Milo, I am not so sure of that….hhow about we look at it from the “follow the money” angle…WHO got more money the more drama there was? Who got more money the longer this mess was dragged out? The GAL is the answer. I think the GAL is a psychopathic manipulator who knew KEEP THE DRAMA STIRRED UP AND GOING AND I GET MORE MONEY.
I don’t think she “believed” your P dtr, I think she manipulated the entire event using the EXCUSE that she wanted to unite your Grand with his LOVING MOTHER (she had to at least PRETEND to be doing all this manipulation for the benefit of the CHILD and the MOTHER) So if she didn’t pretend to believe the “greater good” for the child was his mother’s love it would all have to have been settled quickly and with LESS MONEY TO HER.
No, MiLo, this GAL from HELL was a psychopath herself. That was why she insisted on you signing that you were “satisfied” she was trying to cover her ass.
Oxy ~ You know, I never really looked at it like that before. That angle makes a lot more sense. I mean, I gave her official police and court reports and records documenting the lies, it was never she said, we said, it was hard facts. She wasn’t THAT stupid, but she sure was money hungry and another master manipulator.
It’s almost an easier pill to swallow, that she was a psychopath herself and we were “doomed” from day one. The other option is me wondering, for eternity, how everything we did for Grand could be so misunderstood.
Thanks, I think hubby will appreciate this too. He is always telling me to go on “my website” and see what the smart people say to do. He also goes around telling everyone about the gray rock and how well it works.
Milo,
I agree with Oxy. We are learning here that just because someone looks human doesn’t mean that they are. 2 arms, 2 legs and a head doesn’t make a human.

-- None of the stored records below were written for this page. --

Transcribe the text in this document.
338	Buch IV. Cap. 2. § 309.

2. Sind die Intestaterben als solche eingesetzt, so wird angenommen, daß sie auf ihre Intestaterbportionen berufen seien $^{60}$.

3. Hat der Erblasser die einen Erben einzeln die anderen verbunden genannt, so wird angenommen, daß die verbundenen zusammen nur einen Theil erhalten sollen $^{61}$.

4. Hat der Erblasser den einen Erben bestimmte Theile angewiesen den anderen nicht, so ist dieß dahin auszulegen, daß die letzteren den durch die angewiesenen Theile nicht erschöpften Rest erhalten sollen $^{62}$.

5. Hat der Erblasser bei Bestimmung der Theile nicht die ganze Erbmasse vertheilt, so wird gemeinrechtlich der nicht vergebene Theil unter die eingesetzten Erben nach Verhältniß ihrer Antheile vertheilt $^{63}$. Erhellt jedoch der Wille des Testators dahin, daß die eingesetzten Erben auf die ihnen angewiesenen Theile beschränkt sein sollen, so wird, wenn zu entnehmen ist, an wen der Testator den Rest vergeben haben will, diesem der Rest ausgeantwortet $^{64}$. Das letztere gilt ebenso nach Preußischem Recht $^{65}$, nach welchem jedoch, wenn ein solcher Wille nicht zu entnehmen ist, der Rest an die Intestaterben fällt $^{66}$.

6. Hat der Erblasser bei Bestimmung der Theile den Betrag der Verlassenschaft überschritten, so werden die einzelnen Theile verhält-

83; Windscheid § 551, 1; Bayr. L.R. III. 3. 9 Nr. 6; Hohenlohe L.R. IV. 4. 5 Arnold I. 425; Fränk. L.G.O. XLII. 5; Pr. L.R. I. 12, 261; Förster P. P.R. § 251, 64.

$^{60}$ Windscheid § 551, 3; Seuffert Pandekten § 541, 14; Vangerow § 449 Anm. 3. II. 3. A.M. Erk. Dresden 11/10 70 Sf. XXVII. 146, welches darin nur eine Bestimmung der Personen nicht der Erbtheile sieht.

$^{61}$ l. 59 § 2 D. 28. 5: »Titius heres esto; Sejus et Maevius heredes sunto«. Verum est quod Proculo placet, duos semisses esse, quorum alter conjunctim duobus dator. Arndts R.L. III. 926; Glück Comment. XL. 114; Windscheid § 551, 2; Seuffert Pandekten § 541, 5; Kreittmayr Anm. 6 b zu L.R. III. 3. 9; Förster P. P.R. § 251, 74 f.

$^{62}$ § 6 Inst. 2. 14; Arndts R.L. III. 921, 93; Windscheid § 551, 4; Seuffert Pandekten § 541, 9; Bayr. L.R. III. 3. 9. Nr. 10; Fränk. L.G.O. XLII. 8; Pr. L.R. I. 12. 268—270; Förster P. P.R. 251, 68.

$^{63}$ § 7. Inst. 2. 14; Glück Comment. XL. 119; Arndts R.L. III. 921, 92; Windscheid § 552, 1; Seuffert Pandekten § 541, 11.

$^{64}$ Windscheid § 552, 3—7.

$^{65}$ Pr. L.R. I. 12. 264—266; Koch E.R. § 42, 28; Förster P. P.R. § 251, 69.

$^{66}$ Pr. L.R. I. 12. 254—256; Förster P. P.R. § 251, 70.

I believe that there are certain professions that attract drama addicts. Anything in the family court is going to have lots of drama and opportunity to manipulate. Not to mention, money to be made by amping the drama volume.
Spaths recognize each other, so she knew what your daughter was from the start. The only thing we can do is maneuver the situation so that the manipulator risks losing her mask. It’s the thing they value above all else.
Who’s the GAL, Milo? I’m trying to follow with what I already know from your backstory?
darwinsmom ~ The GAL is the court appointed guardian ad litem, an attorney who is SUPPOSE to represent the “best interest of the child”. They investigate and interview anything to do with the custody and what is best for the child. The one we had the first time we petitioned for custody some 8 years ago, was GREAT. She literally saved Grand’s life. The one we had this last time around was, well, the GAL From Hell. When Grand was refusing to see his Mom (after no contact for 5 years and PTSD from previous trauma with her) the GAL suggested he be moved to a foster home, so contact with his Mom would be encouraged. That is just ONE of the things she did. Then she dragged the whole process out for months after all parties had agreed and signed custody/visitation so her bill was OUTRAGEOUS. Then she insisted WE (not daughter) pay the entire thing and sign that we were satisfied with her work. That is the condensed version.